Conclusion: Understanding the distribution of hospitals and geographic access to these services is critical in estimating the underserved. At the continental level, geographic access is significantly associated with variation in MMR but not NMR. Using Kenya as an example shows that accessibility models can be improved by evaluating the services available in hospitals in addition to using improved data on covariates, thus allowing for better assessment of how access relates to mortality. As such, Kenya can reduce MMR by 240.7 per 100,000 livebirths and NMR by 5.2 per 1,000 livebirths by ensuring universal access to CS and VLBW hospitals.

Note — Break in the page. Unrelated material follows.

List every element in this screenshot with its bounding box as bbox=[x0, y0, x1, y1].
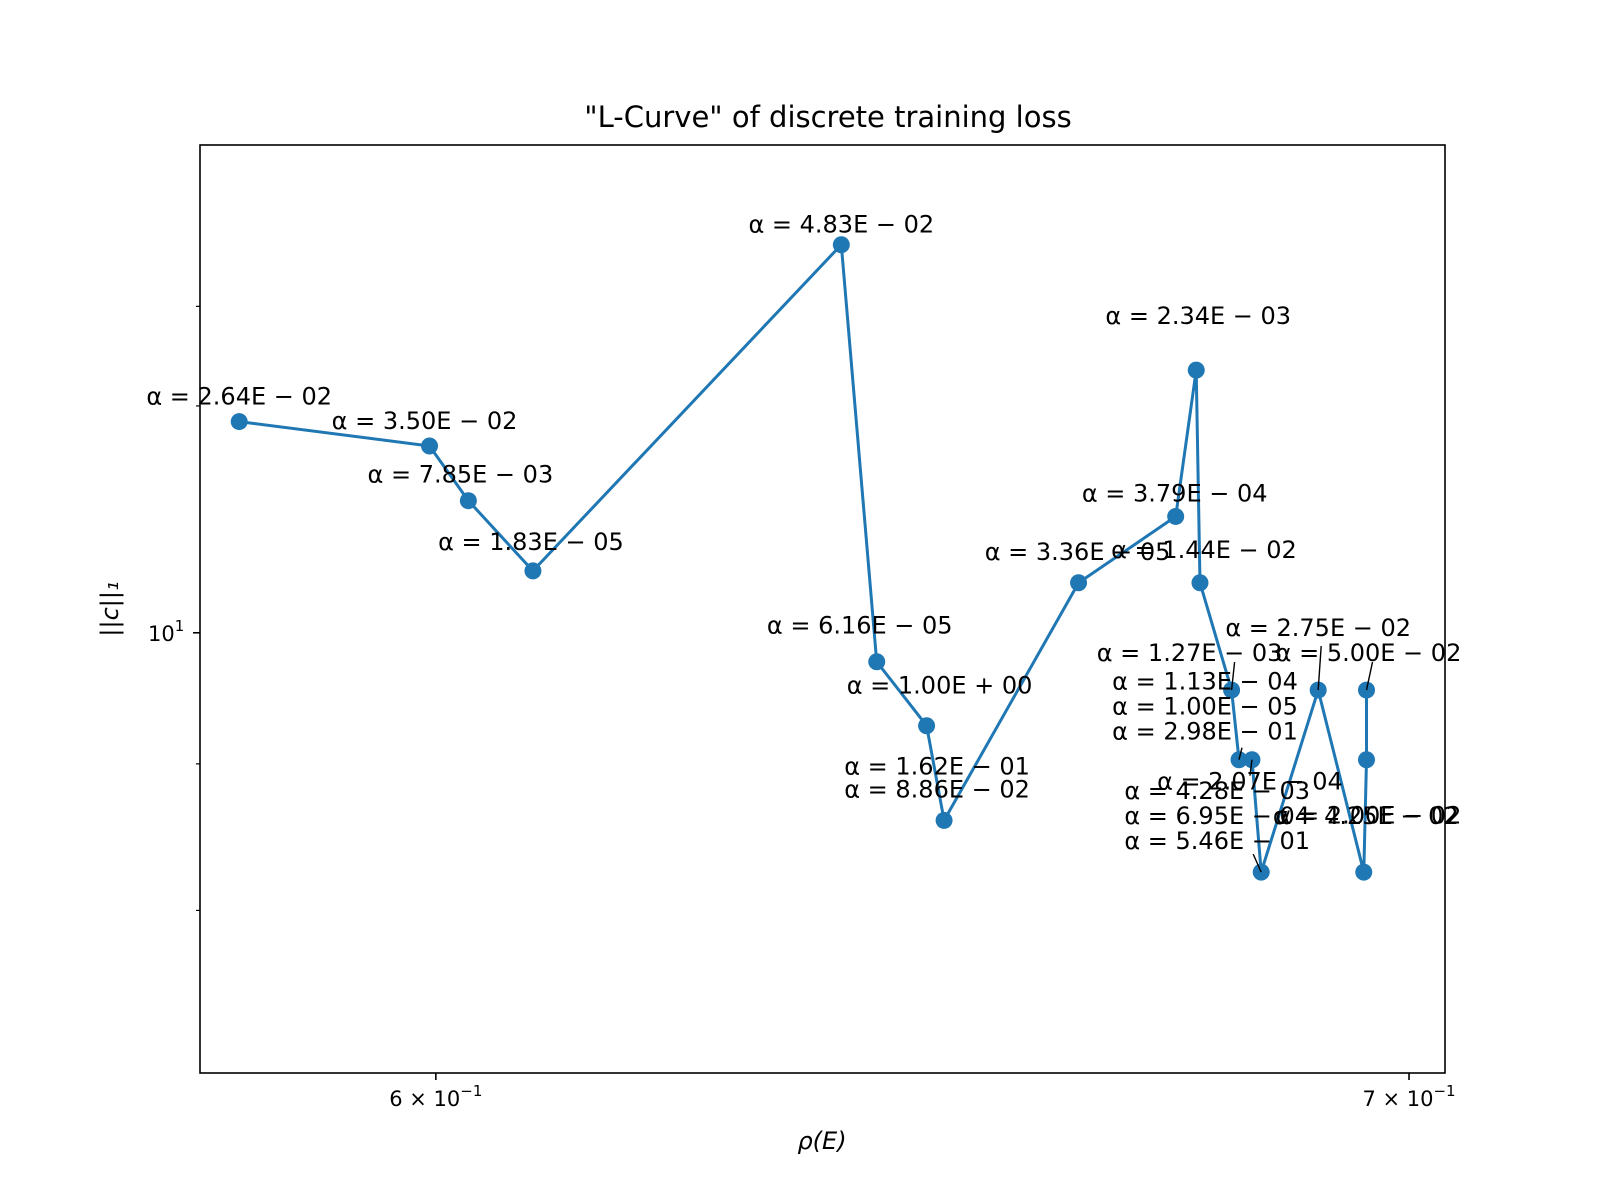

This highlights the importance of implementing interventions that bridge geographic accessibility gaps, especially in the marginalized populations across Africa. However, there are still challenges with availability and quality of hospital services data in addition to reliable data on outcomes such as mortality and ultimately, improving the quantification of impact geographic access to hospitals on health outcomes will be dependent on improving data collection tools.